While enzymatic biosensors were recognized as a leap into elevated or ultimate selectivity, the next stage in biosensor design includes gene based sensors involving DNA; as the recognition or coupling entity (via hybridization), antibody or antigen based biosensors; and whole cell sensors. Within the agri-food industry, pathogen detection trends have focused on the utilization of single sensor platform for detection of multiple pathogens/toxins. More recently, biotechnology has shifted into ever smaller systems to allow for portability, cost reduction, analysis time reduction and commercial viability.  Improvements in microfabrication systems have similarly aided in advancing biosensor technology and utility. Emerging nanomaterials, such as nanoparticles and nanofibers have featured in these, paving the way for this miniaturization trend.

Such functional nanomaterials enhance electrochemical biosensors in two ways: refining the response features of the electrode by increasing its surface area for instance and assisting in robust attachment of the bioreceptor/recognition entity.  With greater surface to area volume ratios, nanomaterials lend greater catalytic prowess, ensure biocompatibility and achieve lower mass transfer resistance. This translates to improved selectivity, sensitivity, time efficiency and cost effectiveness for the biosensor. Similarly, the increase in transducer surface area delivers greater conductivity and sensitivity, promotes greater interaction capacity and lowers detection limits. These are all ideal features of a biosensing interface.  An excellent example of a nano-biosensor, capable of pesticide residue detection in concentrations as low as 0.4 pM, has been reported in by Verma et al. Furthermore, the inclusion of other nanomaterials at the transducer level, for example carbon nanotubes, can increase electron transfer and increase the transducer activity. Evidence of these improvements is in the slow but gradual replacement of traditional enzyme-substrate biosensors by nano-biosensor technology. Nano-biosensors have been developed for the agriculture and food processing industries to identify and quantify pesticides, herbicides, pathogenic microorganisms and other microbial contamination such as viruses and bacteria, hormones, glucose, as well as the presence of insects or fungus.
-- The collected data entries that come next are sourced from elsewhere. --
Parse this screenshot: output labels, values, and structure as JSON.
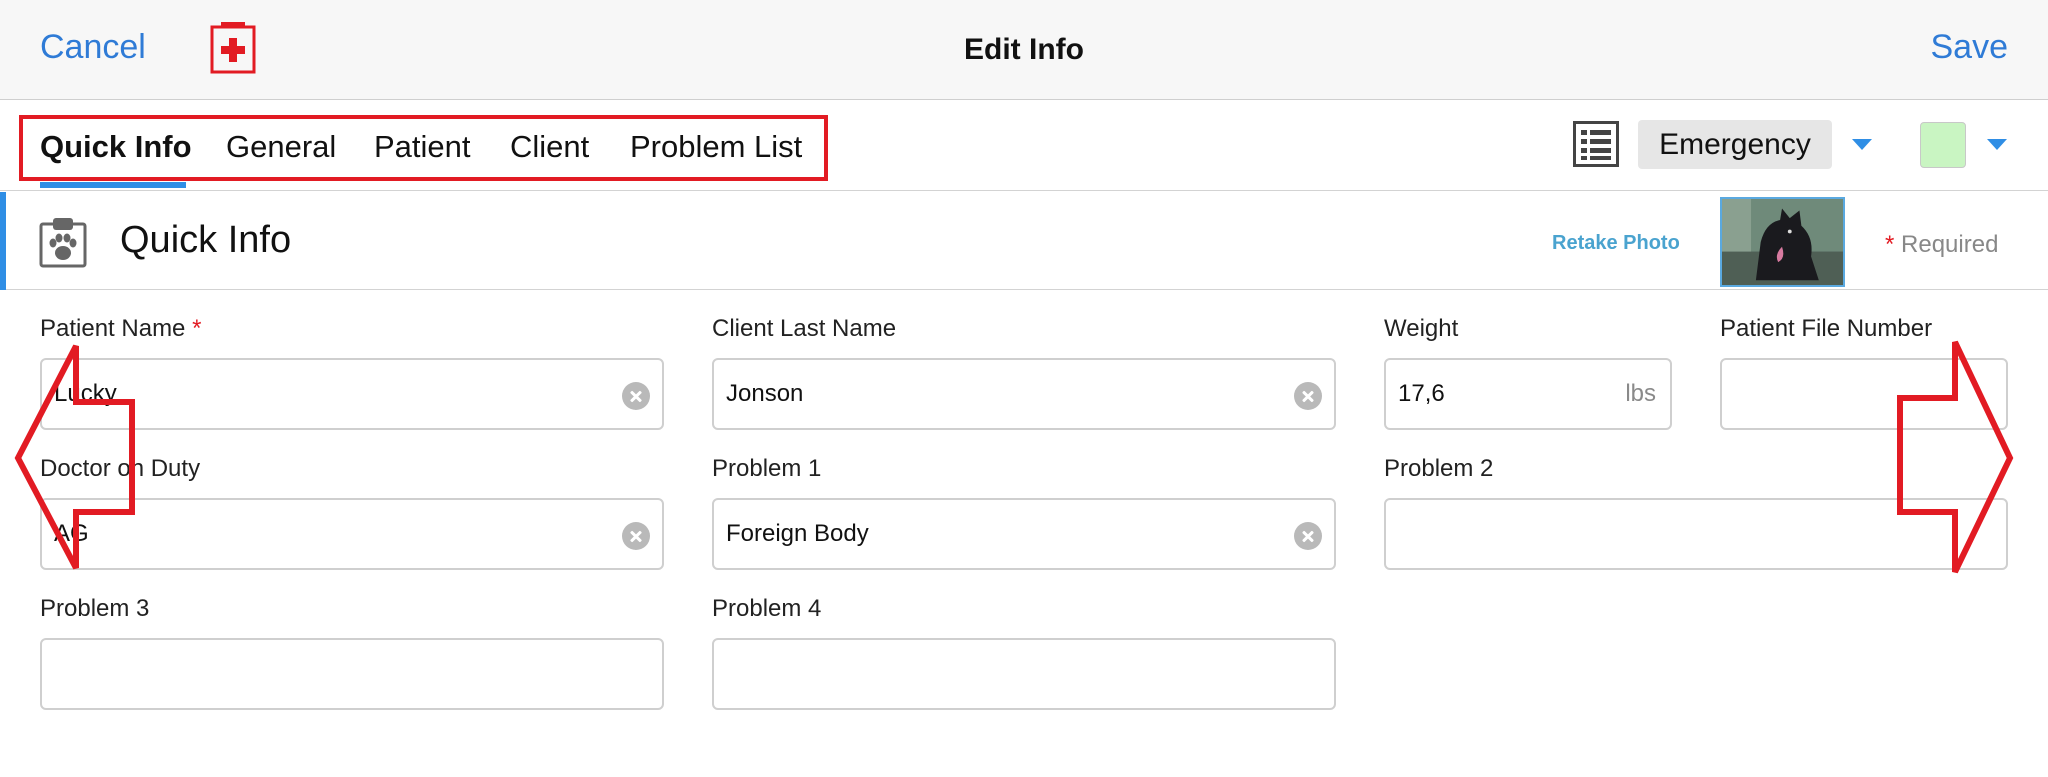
{
  "navbar": {
    "cancel_label": "Cancel",
    "title": "Edit Info",
    "save_label": "Save",
    "kit_icon": "medical-kit-icon"
  },
  "tabs": [
    {
      "label": "Quick Info",
      "active": true
    },
    {
      "label": "General",
      "active": false
    },
    {
      "label": "Patient",
      "active": false
    },
    {
      "label": "Client",
      "active": false
    },
    {
      "label": "Problem List",
      "active": false
    }
  ],
  "toolbar": {
    "list_icon": "list-icon",
    "triage_value": "Emergency",
    "color_value": "#c9f5c2"
  },
  "section": {
    "icon": "clipboard-paw-icon",
    "title": "Quick Info",
    "retake_label": "Retake Photo",
    "required_star": "*",
    "required_label": "Required"
  },
  "form": {
    "patient_name": {
      "label": "Patient Name",
      "required_star": "*",
      "value": "Lucky"
    },
    "client_last_name": {
      "label": "Client Last Name",
      "value": "Jonson"
    },
    "weight": {
      "label": "Weight",
      "value": "17,6",
      "unit": "lbs"
    },
    "patient_file_number": {
      "label": "Patient File Number",
      "value": ""
    },
    "doctor_on_duty": {
      "label": "Doctor on Duty",
      "value": "AG"
    },
    "problem_1": {
      "label": "Problem 1",
      "value": "Foreign Body"
    },
    "problem_2": {
      "label": "Problem 2",
      "value": ""
    },
    "problem_3": {
      "label": "Problem 3",
      "value": ""
    },
    "problem_4": {
      "label": "Problem 4",
      "value": ""
    }
  },
  "colors": {
    "accent": "#2f8ee5",
    "link": "#2f7bd6",
    "annotation": "#e21b23"
  }
}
Another medium of interest is microfluidics which provides throughput processing, reduces sample and reagents volume (down to the nanolitre), increases sensitivity, and employs a single platform for both sample preparation and detection. Microfluidics are portable, disposable, offer real-time detection, and simultaneous analysis of different analyzes in a single device with exceptional accuracy. For example, microfluidic nano-biosensor for the detection of pathogenic species like Salmonella have already been proposed recently.

It is envisaged that the ever improving analytical properties of electrochemical transducers will even allow for the detection of multiple analytes simultaneously. However, despite these promising advances and the potential of nanomaterial-based biosensors, realistically their application within food matrices is still in the very early stages of development. Compared with other biosensing forays, for example in medicinal biosensor technology through favored point of care and home diagnostics for pregnancy, glucose content, biosensing in food production and processing or screening has not been embraced as readily.